Réunion du 23 novembre 2010 à 17h00
Commission du développement durable et de l’aménagement du territoire

Guillaume Pepy, président de la SNCF :

Je vous remercie de me donner l'occasion de m'exprimer à nouveau devant votre commission et je vous prie par avance de bien vouloir excuser le caractère lapidaire de mes réponses, mais vous avez posé au total une trentaine de questions !

Premier sujet, le service minimum et le fret. Pour la SNCF, la loi sur le service minimum est un succès du point de vue des usagers. Elle a réalisé un équilibre satisfaisant entre le droit de grève, qui est parfaitement respecté, et le droit aux transports, qui l'est mieux – notamment dans les grandes régions urbaines – qu'il y a cinq ou dix ans. Le point d'équilibre entre des intérêts historiquement contradictoires me semble donc atteint. Nous n'avons recensé que quelques trains qui n'ont pu circuler certains jours. L'offre du service minimum a donc été réalisée à 99,98% les jours de grève.

Le service minimum dans le fret est une question politique digne d'une réflexion du Parlement et des pouvoirs publics. La fermeture les jours de grève des postes d'aiguillage essentiels aux réseaux capillaires – ceux qui desservent les céréaliers, les ports, les dépôts de carburants ou les grandes zones industrielles – empêche en effet les treize opérateurs de fret ferroviaire, parmi lesquels la SNCF, d'assurer le trafic alors même qu'ils disposent de conducteurs. Le transfert vers la route – que personne ne souhaite – est alors inévitable. Là encore, il faudra trouver un point d'équilibre, c'est pourquoi j'appelle à une réflexion collective.

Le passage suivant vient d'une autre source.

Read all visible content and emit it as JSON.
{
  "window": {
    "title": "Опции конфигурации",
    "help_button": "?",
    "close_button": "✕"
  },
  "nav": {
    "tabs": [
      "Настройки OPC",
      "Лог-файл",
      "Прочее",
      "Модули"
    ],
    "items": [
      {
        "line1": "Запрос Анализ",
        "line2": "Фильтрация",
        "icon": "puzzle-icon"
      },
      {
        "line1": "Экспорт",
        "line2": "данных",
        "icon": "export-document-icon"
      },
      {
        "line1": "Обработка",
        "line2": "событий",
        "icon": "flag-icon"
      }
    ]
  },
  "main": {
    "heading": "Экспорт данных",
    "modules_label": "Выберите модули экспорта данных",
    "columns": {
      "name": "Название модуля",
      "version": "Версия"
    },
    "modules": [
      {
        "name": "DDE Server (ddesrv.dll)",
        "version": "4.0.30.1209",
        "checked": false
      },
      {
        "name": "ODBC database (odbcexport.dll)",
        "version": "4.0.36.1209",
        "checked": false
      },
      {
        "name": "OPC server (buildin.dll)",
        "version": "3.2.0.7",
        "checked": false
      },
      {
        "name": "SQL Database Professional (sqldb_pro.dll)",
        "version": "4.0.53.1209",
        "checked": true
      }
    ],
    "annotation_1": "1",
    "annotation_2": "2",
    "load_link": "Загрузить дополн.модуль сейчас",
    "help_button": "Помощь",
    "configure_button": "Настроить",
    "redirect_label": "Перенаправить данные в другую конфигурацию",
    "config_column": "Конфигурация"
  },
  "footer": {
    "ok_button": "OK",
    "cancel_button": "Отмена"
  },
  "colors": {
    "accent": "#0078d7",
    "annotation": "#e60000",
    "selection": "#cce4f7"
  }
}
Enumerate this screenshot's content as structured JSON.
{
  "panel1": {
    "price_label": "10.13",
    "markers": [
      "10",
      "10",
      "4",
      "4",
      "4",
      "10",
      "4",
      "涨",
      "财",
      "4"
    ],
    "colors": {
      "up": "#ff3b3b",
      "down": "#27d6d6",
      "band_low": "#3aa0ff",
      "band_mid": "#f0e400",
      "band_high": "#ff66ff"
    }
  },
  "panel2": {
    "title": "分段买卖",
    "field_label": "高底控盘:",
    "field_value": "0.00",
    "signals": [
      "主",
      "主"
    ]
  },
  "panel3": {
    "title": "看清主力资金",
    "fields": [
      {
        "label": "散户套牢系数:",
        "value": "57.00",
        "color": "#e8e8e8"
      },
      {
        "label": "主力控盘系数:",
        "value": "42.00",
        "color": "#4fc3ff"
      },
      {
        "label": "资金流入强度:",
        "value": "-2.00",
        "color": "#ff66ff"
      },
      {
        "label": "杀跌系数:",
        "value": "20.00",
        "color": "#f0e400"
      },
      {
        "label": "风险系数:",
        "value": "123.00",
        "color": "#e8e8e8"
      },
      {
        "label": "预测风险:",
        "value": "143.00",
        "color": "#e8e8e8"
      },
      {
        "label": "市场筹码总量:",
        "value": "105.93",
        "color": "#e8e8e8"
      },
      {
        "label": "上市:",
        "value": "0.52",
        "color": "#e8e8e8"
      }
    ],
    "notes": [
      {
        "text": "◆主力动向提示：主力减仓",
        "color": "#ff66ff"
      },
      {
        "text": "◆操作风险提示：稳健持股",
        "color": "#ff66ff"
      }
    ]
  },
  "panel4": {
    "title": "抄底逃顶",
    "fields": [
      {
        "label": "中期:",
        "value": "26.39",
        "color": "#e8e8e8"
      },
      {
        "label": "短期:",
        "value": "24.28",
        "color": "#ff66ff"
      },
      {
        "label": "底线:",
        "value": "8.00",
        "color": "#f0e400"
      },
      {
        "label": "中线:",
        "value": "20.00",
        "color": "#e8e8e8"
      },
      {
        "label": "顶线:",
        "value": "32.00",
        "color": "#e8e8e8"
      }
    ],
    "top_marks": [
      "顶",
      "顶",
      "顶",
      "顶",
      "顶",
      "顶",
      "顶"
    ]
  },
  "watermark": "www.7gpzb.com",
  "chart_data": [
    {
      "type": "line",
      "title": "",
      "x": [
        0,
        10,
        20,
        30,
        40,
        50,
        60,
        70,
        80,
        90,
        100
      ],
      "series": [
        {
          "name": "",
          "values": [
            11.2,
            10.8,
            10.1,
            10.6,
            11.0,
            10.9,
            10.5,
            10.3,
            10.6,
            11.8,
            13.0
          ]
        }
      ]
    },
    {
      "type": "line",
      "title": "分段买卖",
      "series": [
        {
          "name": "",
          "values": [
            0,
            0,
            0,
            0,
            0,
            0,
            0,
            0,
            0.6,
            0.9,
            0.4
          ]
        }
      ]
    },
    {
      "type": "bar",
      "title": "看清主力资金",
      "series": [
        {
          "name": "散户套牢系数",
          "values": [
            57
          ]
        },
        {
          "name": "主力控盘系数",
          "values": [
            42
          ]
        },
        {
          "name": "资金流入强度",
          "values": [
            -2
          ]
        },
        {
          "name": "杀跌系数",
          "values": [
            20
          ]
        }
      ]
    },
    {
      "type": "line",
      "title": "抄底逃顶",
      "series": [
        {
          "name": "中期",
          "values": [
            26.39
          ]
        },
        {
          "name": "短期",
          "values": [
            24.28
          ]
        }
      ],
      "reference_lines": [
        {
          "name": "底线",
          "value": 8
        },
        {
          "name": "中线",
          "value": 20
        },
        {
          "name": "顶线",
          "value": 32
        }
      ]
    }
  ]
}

J'en viens à la loi ORTF. Nous souhaitions un régulateur ; nous sommes donc heureux que l'Autorité de régulation des activités ferroviaires (ARAF) ait été créée. La loi a d'autre part établi deux statuts particuliers, l'un pour la gestion des trafics et des circulations – la direction de la circulation ferroviaire (DCF) – l'autre pour les gares – Gares & Connexions. Bien que rattachées à la SNCF, ces deux entités sont autonomes par rapport à l'entreprise ferroviaire, afin de préserver les conditions de la concurrence. A l'heure actuelle, je n'entends pas de critiques à l'égard de ce dispositif qui répond à un double objectif : que la SNCF soit suffisamment mature pour faire jouer la synergie entre la gestion des circulations ou les gares et le reste de l'entreprise, que nos futurs concurrents n'aient pas à redouter une discrimination à leur encontre par le biais des gares ou de la gestion des circulations. Le système me paraît satisfaisant mais, s'il était jugé discriminatoire, la loi devrait être modifiée. J'y suis très attentif mais je plaide pour que l'on lui donne sa chance à ce modèle, car il permet à la SNCF de préserver une certaine unité dans le respect de la concurrence.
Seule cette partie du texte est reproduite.